All of it matters to all of us. If it’s in my eyeliner, it’s in your water. If it’s in your perfume, it’s in my body.  Now. Does that mean we all have to react to this information unilaterally? Hell, no. Good luck trying with that. Be outraged about it, or be indifferent to it; but be aware of it. I’m not into cars, but I can no more divorce myself from the chemicals in auto-body finishes than the auto-body finisher can from my Botox. The economy, ecology, and sociology are all bound together, and yes, the problem is that big. I’m not saying that we here are the ones who have to solve the problem, but I’m saying that we can no longer pretend that my problem is separate from yours.

Next post, I’ll try not to get hijacked. I want to talk about the ingredients that aren’t listed on any label, the hidden sleeper-cells that, due to legal wranglings and chemical reactions, don’t even have to introduce themselves, even by an alias!


  1. NICELY DONE! I'm eagerly awaiting the next one discussing "legal wranglings." That's going to be interesting.

    And I had NO IDEA about flippin' formaldehyde in my MAKEUP. What's a girl to do?! Not wear makeup (that's not possible - I like to look cute)?? What makeup/perfume/etc. doesn't have that junk?

    Spill the beans, Cassie!!!

  2. Too right, Cassie: the problem isn't just individual (i.e., I don't use mascara so why should I care), it affects everyone, regardless of whether or not one uses perfume or dryer sheets or whatever. The stuff is out there and we aren't even aware of its presence. I deal more on my blogs with the crap that's in food, but it's the same damn thing everywhere you look.

  3. Just a small tid bit ... Like you said formaldehyde is a gas, but when it gets hydrated (in water) it becomes methanediol (aka methylene glycol). So watch out for those words as well, its still formaldehyde just in solution.

    The main ingredient in the Brazilian blowout is methylene glycol, which of course is a cause of concern for people who want to avoid formaldehyde.

  4. Did you see the news today about the Brazilian Blowout? Not mentioned in the article is the fact that at least one woman has died from asphyxiation after the BB.

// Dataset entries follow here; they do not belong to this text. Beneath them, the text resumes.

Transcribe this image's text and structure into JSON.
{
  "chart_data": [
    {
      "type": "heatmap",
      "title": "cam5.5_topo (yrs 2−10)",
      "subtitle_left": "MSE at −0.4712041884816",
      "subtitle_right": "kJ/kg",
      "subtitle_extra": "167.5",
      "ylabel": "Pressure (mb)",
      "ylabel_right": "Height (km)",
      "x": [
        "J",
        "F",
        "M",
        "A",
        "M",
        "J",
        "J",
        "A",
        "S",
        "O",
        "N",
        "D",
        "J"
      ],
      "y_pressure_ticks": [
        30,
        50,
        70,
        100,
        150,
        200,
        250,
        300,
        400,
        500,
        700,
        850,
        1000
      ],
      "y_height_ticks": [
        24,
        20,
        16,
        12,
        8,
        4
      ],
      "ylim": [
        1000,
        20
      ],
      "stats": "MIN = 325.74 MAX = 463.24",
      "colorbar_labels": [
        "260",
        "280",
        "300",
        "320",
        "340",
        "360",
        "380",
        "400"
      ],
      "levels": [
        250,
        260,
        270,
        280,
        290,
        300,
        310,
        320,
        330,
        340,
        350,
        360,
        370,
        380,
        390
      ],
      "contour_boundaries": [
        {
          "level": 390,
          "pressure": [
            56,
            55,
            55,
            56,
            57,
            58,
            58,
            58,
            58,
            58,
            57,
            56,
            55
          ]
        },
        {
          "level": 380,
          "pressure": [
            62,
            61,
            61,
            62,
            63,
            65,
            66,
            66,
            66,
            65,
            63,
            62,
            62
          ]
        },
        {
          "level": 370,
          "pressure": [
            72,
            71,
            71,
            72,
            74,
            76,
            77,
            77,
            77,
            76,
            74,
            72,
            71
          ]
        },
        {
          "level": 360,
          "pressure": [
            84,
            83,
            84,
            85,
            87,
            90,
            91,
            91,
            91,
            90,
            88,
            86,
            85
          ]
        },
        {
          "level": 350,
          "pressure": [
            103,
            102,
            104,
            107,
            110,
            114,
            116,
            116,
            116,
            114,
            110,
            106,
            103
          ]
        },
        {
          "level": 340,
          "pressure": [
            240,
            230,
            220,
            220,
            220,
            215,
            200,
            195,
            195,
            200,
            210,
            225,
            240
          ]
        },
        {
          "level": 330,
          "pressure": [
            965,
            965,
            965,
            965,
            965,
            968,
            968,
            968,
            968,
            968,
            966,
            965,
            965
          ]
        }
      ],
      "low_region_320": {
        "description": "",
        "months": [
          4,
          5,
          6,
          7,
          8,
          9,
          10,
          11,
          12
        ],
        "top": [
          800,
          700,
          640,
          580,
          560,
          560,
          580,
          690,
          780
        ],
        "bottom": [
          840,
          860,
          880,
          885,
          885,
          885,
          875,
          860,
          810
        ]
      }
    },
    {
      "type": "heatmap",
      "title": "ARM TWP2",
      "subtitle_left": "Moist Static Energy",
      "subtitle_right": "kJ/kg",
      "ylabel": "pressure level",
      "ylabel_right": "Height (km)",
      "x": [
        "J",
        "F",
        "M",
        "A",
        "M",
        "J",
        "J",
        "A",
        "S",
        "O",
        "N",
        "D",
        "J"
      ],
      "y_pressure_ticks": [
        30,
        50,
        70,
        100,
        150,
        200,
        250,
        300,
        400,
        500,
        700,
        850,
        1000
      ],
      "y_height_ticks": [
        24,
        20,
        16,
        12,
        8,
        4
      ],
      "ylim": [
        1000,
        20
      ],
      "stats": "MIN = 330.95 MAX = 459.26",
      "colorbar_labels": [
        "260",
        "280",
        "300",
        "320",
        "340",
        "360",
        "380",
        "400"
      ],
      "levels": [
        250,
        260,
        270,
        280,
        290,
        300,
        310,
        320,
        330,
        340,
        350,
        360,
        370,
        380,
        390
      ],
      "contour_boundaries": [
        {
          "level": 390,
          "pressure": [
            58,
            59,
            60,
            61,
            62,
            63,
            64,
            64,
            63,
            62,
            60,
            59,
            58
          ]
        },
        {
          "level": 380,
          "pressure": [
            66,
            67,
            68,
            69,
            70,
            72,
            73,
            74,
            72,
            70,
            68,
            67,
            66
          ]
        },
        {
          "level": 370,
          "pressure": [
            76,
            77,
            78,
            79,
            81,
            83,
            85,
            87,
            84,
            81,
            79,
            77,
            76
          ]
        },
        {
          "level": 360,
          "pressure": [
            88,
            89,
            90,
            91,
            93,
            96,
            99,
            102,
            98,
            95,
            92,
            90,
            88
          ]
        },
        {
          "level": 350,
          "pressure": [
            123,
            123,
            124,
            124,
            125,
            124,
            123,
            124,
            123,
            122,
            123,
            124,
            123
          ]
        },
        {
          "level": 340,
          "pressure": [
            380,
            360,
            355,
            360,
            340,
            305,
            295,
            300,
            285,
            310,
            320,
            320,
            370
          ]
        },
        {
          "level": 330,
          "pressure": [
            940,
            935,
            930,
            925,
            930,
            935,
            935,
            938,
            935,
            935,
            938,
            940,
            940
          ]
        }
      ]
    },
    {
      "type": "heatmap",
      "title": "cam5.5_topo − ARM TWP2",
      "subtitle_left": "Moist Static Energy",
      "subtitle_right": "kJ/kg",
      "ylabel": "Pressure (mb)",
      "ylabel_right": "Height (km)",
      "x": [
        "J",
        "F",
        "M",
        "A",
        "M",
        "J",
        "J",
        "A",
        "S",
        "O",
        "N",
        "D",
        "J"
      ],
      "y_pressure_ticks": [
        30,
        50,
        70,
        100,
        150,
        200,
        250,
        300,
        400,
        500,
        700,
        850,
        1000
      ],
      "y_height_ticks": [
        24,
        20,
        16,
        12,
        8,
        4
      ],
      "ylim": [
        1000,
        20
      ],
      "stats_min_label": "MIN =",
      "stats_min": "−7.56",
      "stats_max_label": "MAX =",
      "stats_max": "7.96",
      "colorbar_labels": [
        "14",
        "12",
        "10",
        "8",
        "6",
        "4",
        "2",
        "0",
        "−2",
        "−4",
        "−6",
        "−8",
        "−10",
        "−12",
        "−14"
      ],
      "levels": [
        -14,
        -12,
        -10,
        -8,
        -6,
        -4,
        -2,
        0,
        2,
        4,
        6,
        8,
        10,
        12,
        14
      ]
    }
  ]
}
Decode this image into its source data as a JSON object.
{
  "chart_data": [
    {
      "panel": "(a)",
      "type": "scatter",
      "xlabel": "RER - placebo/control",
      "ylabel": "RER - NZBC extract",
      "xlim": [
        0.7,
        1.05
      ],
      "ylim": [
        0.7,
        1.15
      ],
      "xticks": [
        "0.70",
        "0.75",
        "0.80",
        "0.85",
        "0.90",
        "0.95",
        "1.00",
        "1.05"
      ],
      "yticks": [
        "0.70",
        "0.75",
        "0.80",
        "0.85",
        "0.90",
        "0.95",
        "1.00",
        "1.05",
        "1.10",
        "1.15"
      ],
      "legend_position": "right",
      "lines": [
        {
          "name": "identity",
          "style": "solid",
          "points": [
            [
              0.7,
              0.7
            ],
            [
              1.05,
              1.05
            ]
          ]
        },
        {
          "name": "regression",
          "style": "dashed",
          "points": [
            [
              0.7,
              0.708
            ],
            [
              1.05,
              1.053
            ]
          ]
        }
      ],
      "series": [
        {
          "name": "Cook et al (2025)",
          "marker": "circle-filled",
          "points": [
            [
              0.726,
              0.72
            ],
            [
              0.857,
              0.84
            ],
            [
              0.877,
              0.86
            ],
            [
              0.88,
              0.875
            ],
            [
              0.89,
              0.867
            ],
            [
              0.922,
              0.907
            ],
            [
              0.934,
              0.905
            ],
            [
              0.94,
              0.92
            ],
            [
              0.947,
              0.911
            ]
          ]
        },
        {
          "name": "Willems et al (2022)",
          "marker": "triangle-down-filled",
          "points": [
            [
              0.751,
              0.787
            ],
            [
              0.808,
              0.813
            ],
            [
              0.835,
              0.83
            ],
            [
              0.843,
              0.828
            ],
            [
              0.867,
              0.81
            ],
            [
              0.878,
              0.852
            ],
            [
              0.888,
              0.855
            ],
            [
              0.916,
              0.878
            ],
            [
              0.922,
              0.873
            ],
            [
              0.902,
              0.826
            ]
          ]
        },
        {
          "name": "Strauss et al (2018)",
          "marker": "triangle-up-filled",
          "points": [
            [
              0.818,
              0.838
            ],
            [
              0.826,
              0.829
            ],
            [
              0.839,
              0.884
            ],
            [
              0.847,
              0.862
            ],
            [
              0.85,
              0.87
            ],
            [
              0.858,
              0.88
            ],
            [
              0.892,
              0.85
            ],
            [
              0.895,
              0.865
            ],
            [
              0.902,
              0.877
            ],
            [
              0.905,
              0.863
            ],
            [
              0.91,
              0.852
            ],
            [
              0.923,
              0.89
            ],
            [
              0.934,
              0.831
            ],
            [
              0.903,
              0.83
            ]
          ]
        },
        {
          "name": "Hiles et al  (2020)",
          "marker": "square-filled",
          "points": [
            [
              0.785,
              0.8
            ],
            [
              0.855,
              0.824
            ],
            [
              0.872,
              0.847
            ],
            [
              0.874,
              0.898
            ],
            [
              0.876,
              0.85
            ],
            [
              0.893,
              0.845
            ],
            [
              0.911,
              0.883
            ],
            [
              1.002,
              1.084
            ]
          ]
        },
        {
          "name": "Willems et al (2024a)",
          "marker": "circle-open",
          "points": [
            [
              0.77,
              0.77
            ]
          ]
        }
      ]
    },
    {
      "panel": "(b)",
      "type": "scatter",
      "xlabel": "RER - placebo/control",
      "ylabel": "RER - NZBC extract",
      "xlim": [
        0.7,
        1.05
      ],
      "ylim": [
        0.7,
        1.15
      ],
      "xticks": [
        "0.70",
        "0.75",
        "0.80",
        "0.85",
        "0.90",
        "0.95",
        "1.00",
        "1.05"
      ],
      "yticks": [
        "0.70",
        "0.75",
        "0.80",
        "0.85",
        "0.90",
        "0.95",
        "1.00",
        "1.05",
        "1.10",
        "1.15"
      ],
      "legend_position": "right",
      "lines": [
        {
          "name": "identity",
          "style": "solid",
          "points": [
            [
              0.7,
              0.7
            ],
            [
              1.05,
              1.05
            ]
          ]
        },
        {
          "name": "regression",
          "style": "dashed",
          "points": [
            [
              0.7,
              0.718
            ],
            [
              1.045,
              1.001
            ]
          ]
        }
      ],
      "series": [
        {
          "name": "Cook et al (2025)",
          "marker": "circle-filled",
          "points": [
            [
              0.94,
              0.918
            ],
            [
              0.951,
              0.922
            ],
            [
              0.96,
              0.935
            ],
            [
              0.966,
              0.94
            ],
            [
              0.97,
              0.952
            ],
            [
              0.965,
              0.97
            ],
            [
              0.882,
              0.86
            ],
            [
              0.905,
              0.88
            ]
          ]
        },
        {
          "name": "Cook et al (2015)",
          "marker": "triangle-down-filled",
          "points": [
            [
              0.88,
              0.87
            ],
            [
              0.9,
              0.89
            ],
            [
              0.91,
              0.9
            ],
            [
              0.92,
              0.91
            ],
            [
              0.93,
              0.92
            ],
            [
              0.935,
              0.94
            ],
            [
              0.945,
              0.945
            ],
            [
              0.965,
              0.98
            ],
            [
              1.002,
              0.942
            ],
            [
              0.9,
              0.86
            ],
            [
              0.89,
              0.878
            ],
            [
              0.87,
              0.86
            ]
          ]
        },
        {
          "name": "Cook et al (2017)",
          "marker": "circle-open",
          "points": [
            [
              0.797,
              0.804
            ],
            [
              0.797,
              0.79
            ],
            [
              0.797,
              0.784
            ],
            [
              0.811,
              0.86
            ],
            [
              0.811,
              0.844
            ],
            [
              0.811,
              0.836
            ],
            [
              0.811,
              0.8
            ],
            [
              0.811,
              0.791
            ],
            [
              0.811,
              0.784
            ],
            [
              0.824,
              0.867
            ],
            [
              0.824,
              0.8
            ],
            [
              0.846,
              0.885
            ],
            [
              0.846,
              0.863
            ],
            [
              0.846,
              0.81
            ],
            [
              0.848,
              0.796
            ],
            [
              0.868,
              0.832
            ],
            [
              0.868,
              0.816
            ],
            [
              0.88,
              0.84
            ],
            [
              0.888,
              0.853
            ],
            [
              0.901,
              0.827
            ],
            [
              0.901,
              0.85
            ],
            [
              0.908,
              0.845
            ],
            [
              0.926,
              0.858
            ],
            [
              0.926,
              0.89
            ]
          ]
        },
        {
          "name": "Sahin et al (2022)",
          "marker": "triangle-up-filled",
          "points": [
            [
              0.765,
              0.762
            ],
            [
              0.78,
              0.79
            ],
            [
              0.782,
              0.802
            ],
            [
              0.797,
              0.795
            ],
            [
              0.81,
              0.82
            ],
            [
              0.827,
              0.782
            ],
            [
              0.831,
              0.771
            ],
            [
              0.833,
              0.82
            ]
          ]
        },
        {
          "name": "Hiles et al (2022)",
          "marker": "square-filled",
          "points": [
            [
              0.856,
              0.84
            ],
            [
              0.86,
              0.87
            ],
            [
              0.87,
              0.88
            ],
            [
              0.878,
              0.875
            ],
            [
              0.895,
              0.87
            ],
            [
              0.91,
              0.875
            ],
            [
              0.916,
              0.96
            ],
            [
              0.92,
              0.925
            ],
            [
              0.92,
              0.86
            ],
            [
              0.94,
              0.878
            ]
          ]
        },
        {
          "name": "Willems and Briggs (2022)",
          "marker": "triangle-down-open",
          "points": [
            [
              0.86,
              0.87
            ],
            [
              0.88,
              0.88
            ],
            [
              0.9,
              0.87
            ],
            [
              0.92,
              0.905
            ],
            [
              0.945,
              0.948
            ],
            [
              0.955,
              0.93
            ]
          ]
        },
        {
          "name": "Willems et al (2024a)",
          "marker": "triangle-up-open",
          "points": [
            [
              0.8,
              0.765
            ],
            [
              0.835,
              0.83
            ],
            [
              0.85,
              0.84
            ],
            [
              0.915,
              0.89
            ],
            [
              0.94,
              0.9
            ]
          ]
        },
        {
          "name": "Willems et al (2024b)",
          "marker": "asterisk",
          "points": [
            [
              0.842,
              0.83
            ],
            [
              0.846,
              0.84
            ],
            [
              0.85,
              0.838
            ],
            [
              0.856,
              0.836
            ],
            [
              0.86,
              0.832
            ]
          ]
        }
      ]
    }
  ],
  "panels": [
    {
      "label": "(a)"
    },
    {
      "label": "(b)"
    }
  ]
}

    The thing about formaldehyde that's tricky is that in order to apply it, it's pretty much inevitably exposed to air, isn't it? Plus, it's just so... everywhere. I personally try to limit my exposure where I can. (I realize that certain nail products have it, and again, I try to limit or avoid those products, but I don't always know which ones they are.)

    I don't see you much on MUA! Where you been?